Atypical meningioma - intraosseous

Discussion:

The lesion was incidentally discovered but upon further history gathering, the lesion was symptomatic. Thus, the patient was planned for surgical resection. Preoperative lumbar puncture was performed given the imaging finding of empty sella; the opening pressure was 10 cm of water, thereby excluding intracranial hypertension. The surgery consisted of right frontotemporoparietal craniectomy, cranioplasty, resection of intradural tumor, and duraplasty. Gross total resection was achieved.

Pathology

Gross pathology: The skull bone specimen inner concave surface is remarkable for a 3.5 x 2.5 cm ill-defined area of exposed yellow, granular, lobulated tissue displaying poorly demarcated borders with the surrounding bone tissue. The outer convex surface is remarkable for a 5.5 x 4.5 x 2.0 cm dome-shaped firm, nodular protrusion. Sectioning reveals a solid, grey-white compact bony cut surface that is demarcated from the underlying normal-appearing skull bone. The dura mater specimen contains a 5.0 x 3.4 x 0.5 cm gray-yellow, raised granular lobulated lesion with ill-defined borders. The lesion displays a tan-yellow, solid cut surface.
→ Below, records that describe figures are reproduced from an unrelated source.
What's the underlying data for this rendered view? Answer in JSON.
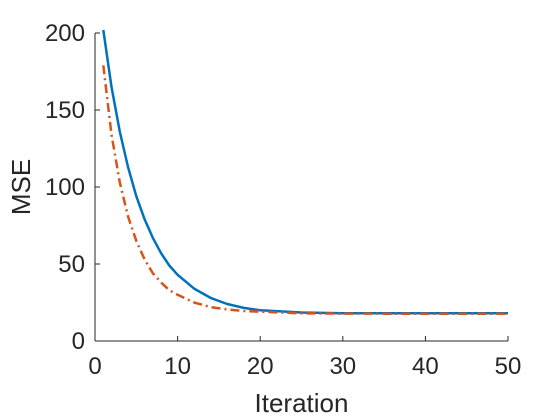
{
  "chart_data": {
    "type": "line",
    "xlabel": "Iteration",
    "ylabel": "MSE",
    "xlim": [
      0,
      50
    ],
    "ylim": [
      0,
      200
    ],
    "xticks": [
      0,
      10,
      20,
      30,
      40,
      50
    ],
    "yticks": [
      0,
      50,
      100,
      150,
      200
    ],
    "xtick_labels": [
      "0",
      "10",
      "20",
      "30",
      "40",
      "50"
    ],
    "ytick_labels": [
      "0",
      "50",
      "100",
      "150",
      "200"
    ],
    "grid": false,
    "series": [
      {
        "line_style": "solid",
        "color": "#0072BD",
        "x": [
          1,
          2,
          3,
          4,
          5,
          6,
          7,
          8,
          9,
          10,
          12,
          14,
          16,
          18,
          20,
          25,
          30,
          35,
          40,
          45,
          50
        ],
        "y": [
          202,
          165,
          136,
          113,
          94,
          79,
          67,
          57,
          49,
          43,
          34,
          28,
          24,
          21.5,
          20,
          18.5,
          18,
          18,
          18,
          18,
          18
        ]
      },
      {
        "line_style": "dash-dot",
        "color": "#D95319",
        "x": [
          1,
          2,
          3,
          4,
          5,
          6,
          7,
          8,
          9,
          10,
          12,
          14,
          16,
          18,
          20,
          25,
          30,
          35,
          40,
          45,
          50
        ],
        "y": [
          179,
          134,
          103,
          81,
          65,
          53,
          44,
          38,
          33,
          30,
          25,
          22,
          20.5,
          19.5,
          19,
          18,
          17.8,
          17.7,
          17.7,
          17.7,
          17.7
        ]
      }
    ]
  }
}
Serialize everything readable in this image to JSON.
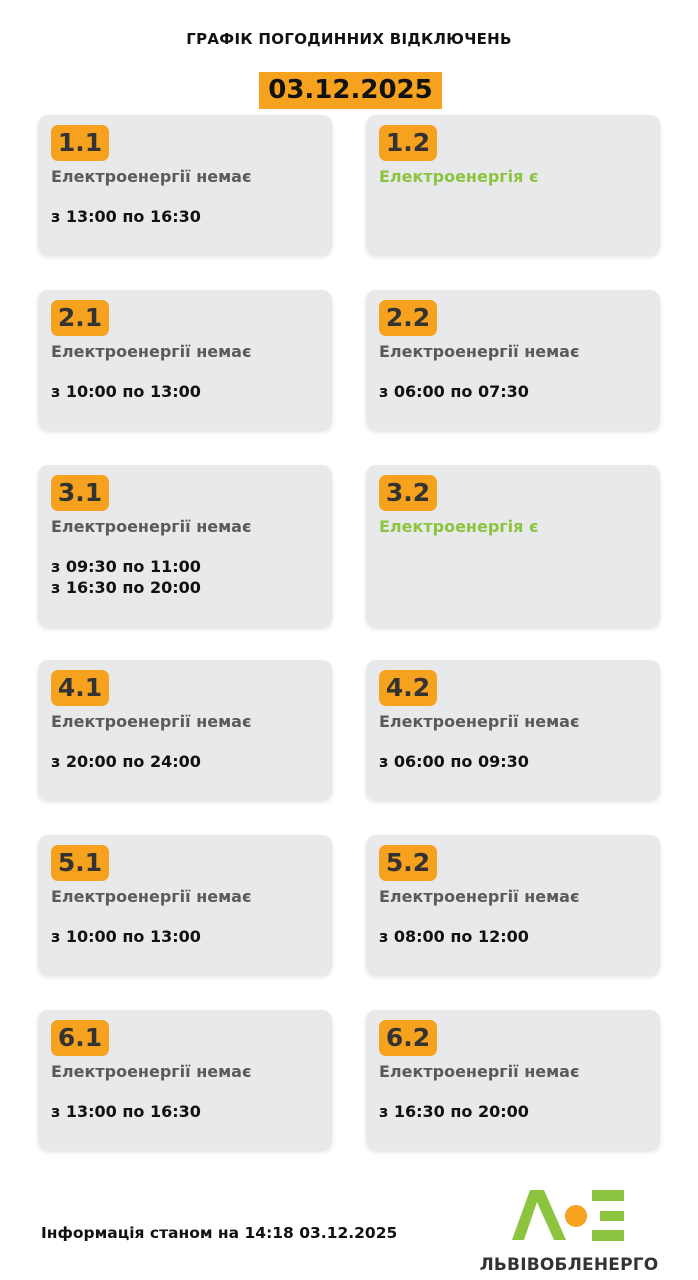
{
  "header": {
    "title": "ГРАФІК ПОГОДИННИХ ВІДКЛЮЧЕНЬ",
    "date": "03.12.2025"
  },
  "colors": {
    "accent": "#f6a21e",
    "power_on": "#8cc43f",
    "power_off": "#5a5a5a",
    "card_bg": "#e8e9eb"
  },
  "groups": [
    {
      "id": "1.1",
      "status": "Електроенергії немає",
      "power": false,
      "times": [
        "з 13:00 по 16:30"
      ]
    },
    {
      "id": "1.2",
      "status": "Електроенергія є",
      "power": true,
      "times": []
    },
    {
      "id": "2.1",
      "status": "Електроенергії немає",
      "power": false,
      "times": [
        "з 10:00 по 13:00"
      ]
    },
    {
      "id": "2.2",
      "status": "Електроенергії немає",
      "power": false,
      "times": [
        "з 06:00 по 07:30"
      ]
    },
    {
      "id": "3.1",
      "status": "Електроенергії немає",
      "power": false,
      "times": [
        "з 09:30 по 11:00",
        "з 16:30 по 20:00"
      ]
    },
    {
      "id": "3.2",
      "status": "Електроенергія є",
      "power": true,
      "times": []
    },
    {
      "id": "4.1",
      "status": "Електроенергії немає",
      "power": false,
      "times": [
        "з 20:00 по 24:00"
      ]
    },
    {
      "id": "4.2",
      "status": "Електроенергії немає",
      "power": false,
      "times": [
        "з 06:00 по 09:30"
      ]
    },
    {
      "id": "5.1",
      "status": "Електроенергії немає",
      "power": false,
      "times": [
        "з 10:00 по 13:00"
      ]
    },
    {
      "id": "5.2",
      "status": "Електроенергії немає",
      "power": false,
      "times": [
        "з 08:00 по 12:00"
      ]
    },
    {
      "id": "6.1",
      "status": "Електроенергії немає",
      "power": false,
      "times": [
        "з 13:00 по 16:30"
      ]
    },
    {
      "id": "6.2",
      "status": "Електроенергії немає",
      "power": false,
      "times": [
        "з 16:30 по 20:00"
      ]
    }
  ],
  "footer": {
    "info": "Інформація станом на 14:18 03.12.2025",
    "logo_text": "ЛЬВІВОБЛЕНЕРГО"
  }
}
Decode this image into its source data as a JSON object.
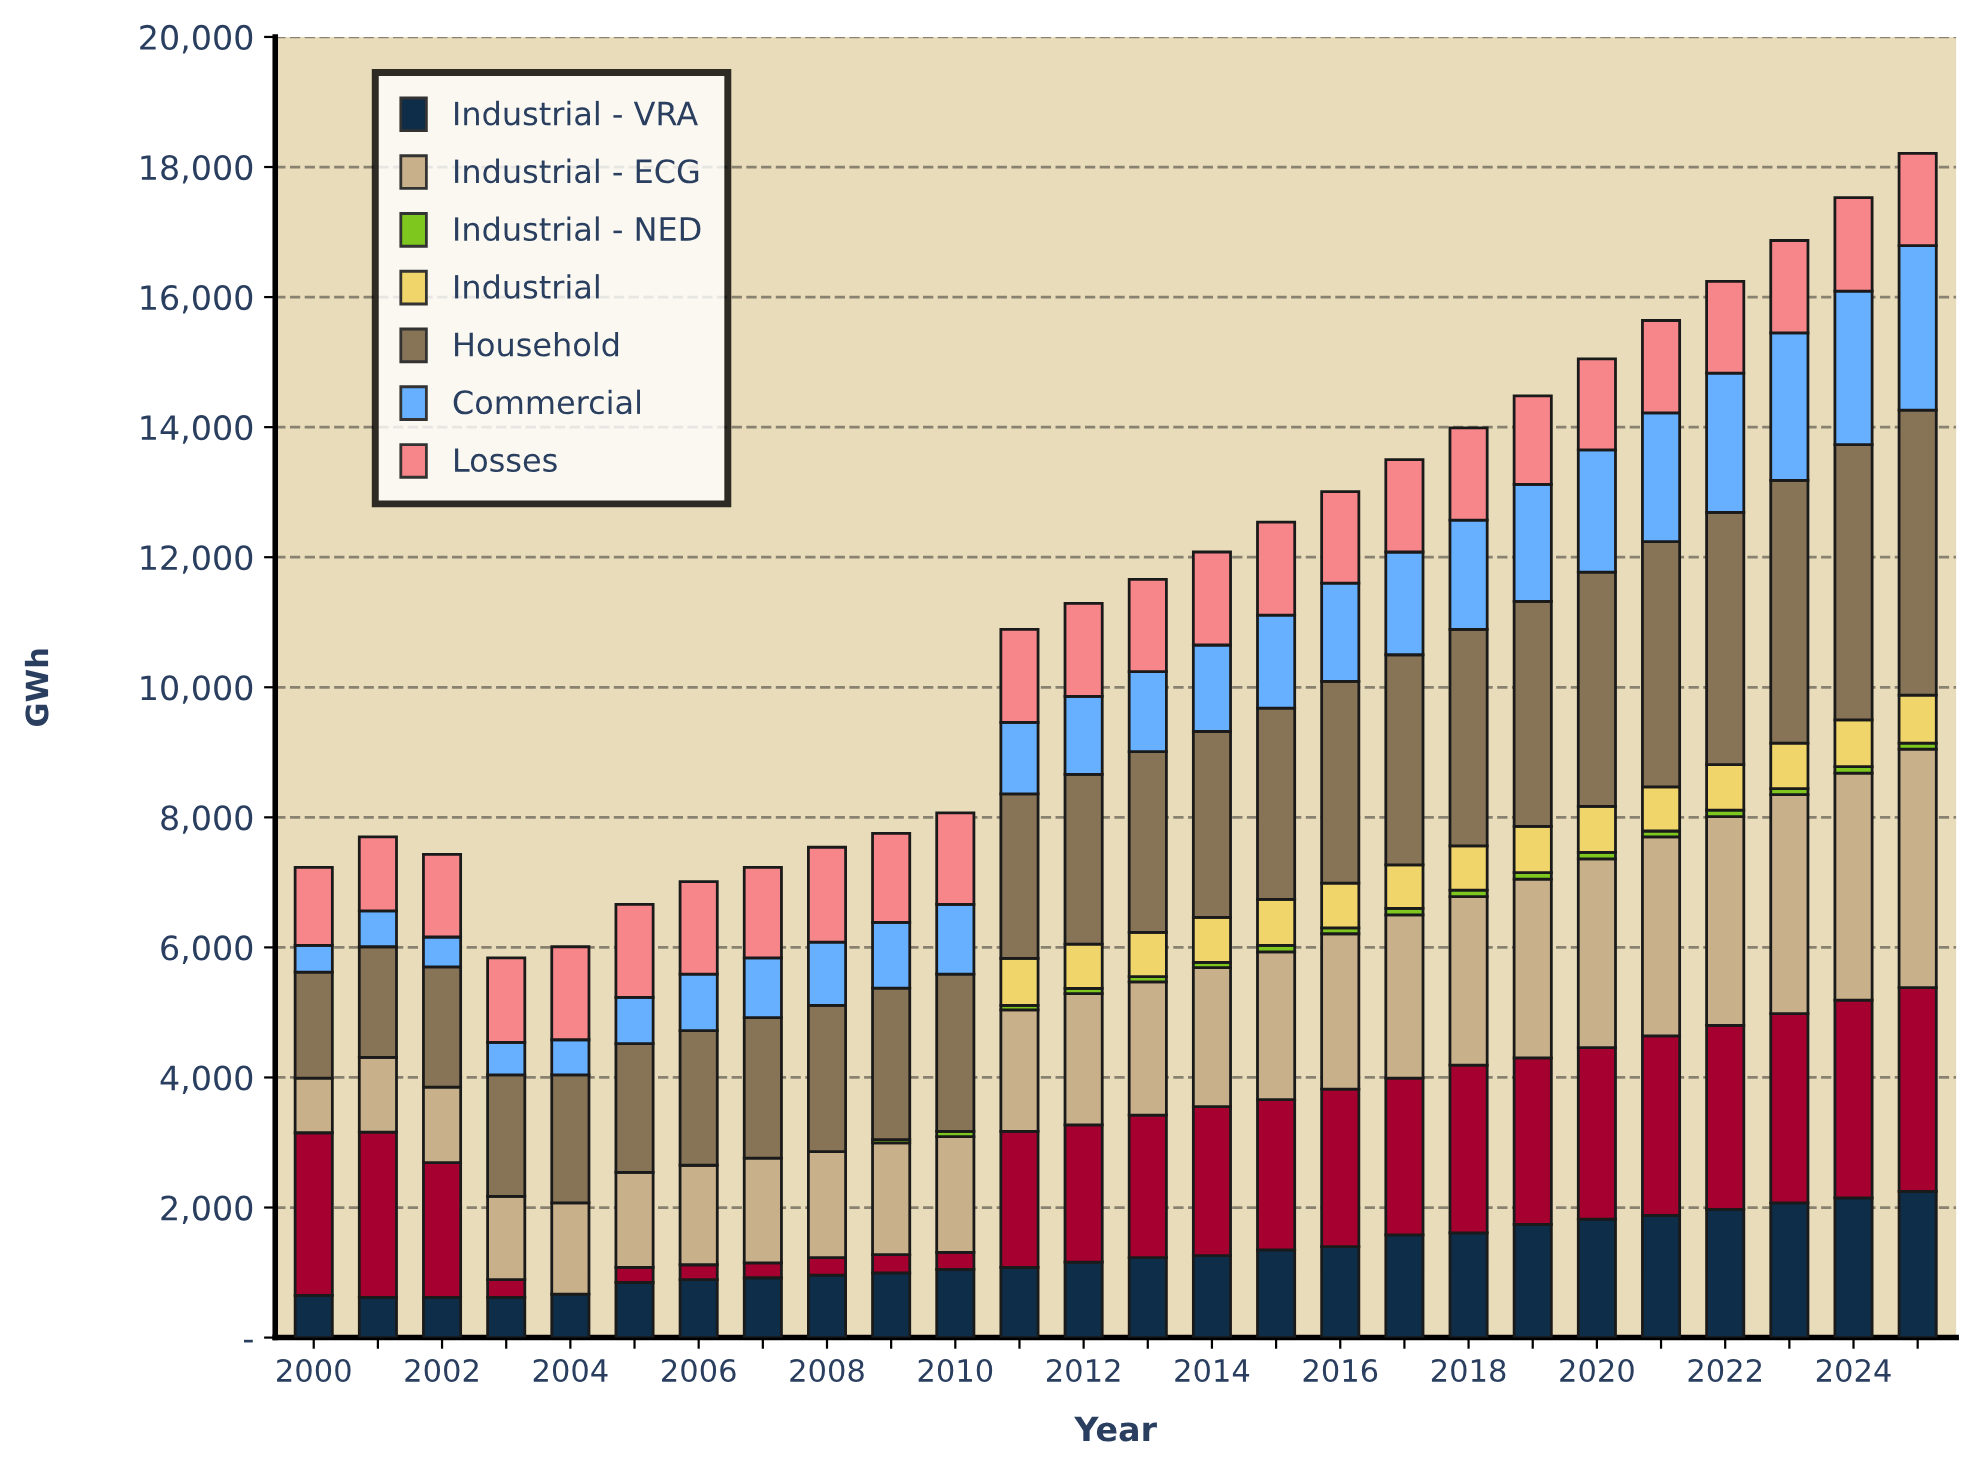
{
  "chart_data": {
    "type": "bar",
    "stacked": true,
    "xlabel": "Year",
    "ylabel": "GWh",
    "categories": [
      "2000",
      null,
      "2002",
      null,
      "2004",
      null,
      "2006",
      null,
      "2008",
      null,
      "2010",
      null,
      "2012",
      null,
      "2014",
      null,
      "2016",
      null,
      "2018",
      null,
      "2020",
      null,
      "2022",
      null,
      "2024",
      null
    ],
    "ylim": [
      0,
      20000
    ],
    "yticks": [
      {
        "value": 0,
        "label": "-"
      },
      {
        "value": 2000,
        "label": "2,000"
      },
      {
        "value": 4000,
        "label": "4,000"
      },
      {
        "value": 6000,
        "label": "6,000"
      },
      {
        "value": 8000,
        "label": "8,000"
      },
      {
        "value": 10000,
        "label": "10,000"
      },
      {
        "value": 12000,
        "label": "12,000"
      },
      {
        "value": 14000,
        "label": "14,000"
      },
      {
        "value": 16000,
        "label": "16,000"
      },
      {
        "value": 18000,
        "label": "18,000"
      },
      {
        "value": 20000,
        "label": "20,000"
      }
    ],
    "grid": "y",
    "legend": "top left",
    "series": [
      {
        "name": "Industrial - VRA",
        "color": "#0d2d48",
        "values": [
          650,
          620,
          620,
          620,
          670,
          850,
          890,
          920,
          960,
          995,
          1050,
          1080,
          1160,
          1230,
          1260,
          1350,
          1400,
          1580,
          1610,
          1740,
          1820,
          1880,
          1970,
          2070,
          2150,
          2250
        ]
      },
      {
        "color": "#a50030",
        "values": [
          2500,
          2540,
          2070,
          270,
          0,
          230,
          230,
          230,
          270,
          280,
          260,
          2090,
          2110,
          2190,
          2290,
          2310,
          2420,
          2410,
          2580,
          2560,
          2640,
          2760,
          2830,
          2910,
          3040,
          3130
        ]
      },
      {
        "name": "Industrial - ECG",
        "color": "#c8b08a",
        "values": [
          840,
          1150,
          1160,
          1280,
          1400,
          1460,
          1530,
          1610,
          1630,
          1720,
          1780,
          1870,
          2020,
          2050,
          2140,
          2270,
          2390,
          2510,
          2590,
          2750,
          2900,
          3060,
          3210,
          3370,
          3490,
          3670
        ]
      },
      {
        "name": "Industrial - NED",
        "color": "#7dc71f",
        "values": [
          0,
          0,
          0,
          0,
          0,
          0,
          0,
          0,
          0,
          50,
          80,
          70,
          80,
          80,
          80,
          100,
          90,
          100,
          100,
          100,
          100,
          90,
          100,
          90,
          100,
          90
        ]
      },
      {
        "name": "Industrial",
        "color": "#f0d56a",
        "values": [
          0,
          0,
          0,
          0,
          0,
          0,
          0,
          0,
          0,
          0,
          0,
          720,
          680,
          680,
          690,
          710,
          690,
          670,
          680,
          710,
          710,
          680,
          700,
          700,
          720,
          740
        ]
      },
      {
        "name": "Household",
        "color": "#877356",
        "values": [
          1630,
          1700,
          1850,
          1870,
          1970,
          1980,
          2070,
          2160,
          2250,
          2330,
          2420,
          2530,
          2610,
          2780,
          2860,
          2940,
          3100,
          3230,
          3330,
          3460,
          3600,
          3770,
          3880,
          4040,
          4230,
          4380
        ]
      },
      {
        "name": "Commercial",
        "color": "#66b0ff",
        "values": [
          410,
          550,
          460,
          500,
          540,
          710,
          870,
          920,
          970,
          1010,
          1070,
          1100,
          1200,
          1230,
          1330,
          1430,
          1510,
          1580,
          1680,
          1800,
          1880,
          1980,
          2140,
          2270,
          2360,
          2530
        ]
      },
      {
        "name": "Losses",
        "color": "#f7868a",
        "values": [
          1200,
          1140,
          1270,
          1300,
          1430,
          1430,
          1420,
          1390,
          1460,
          1370,
          1410,
          1430,
          1430,
          1420,
          1430,
          1430,
          1410,
          1420,
          1420,
          1360,
          1400,
          1420,
          1410,
          1420,
          1440,
          1420
        ]
      }
    ]
  }
}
Histopathology: The lesion is an atypical meningioma, WHO grade II. Notes: The tumor shows areas of high cell density, focal necrosis, prominent nucleoli, and foci of patternless growth. The mitotic count is 3 per 10 high power fields. The Ki-67 proliferation index is 2.8%. The tumor diffusely involves bone, skeletal muscle, and dura.

Discussion

On imaging, the fact that the lesion is centered in the bone is consistent with intraosseous meningioma, albeit this terminology is controversial when the lesion also extends outside the bone. Given the dural involvement, it may also be reasonable to call this an en plaque meningioma that subsequently extended into bone.

Given the histology, the patient underwent postoperative radiation to the resection cavity in an effort to minimize risk of neurologic morbidity from tumor recurrence.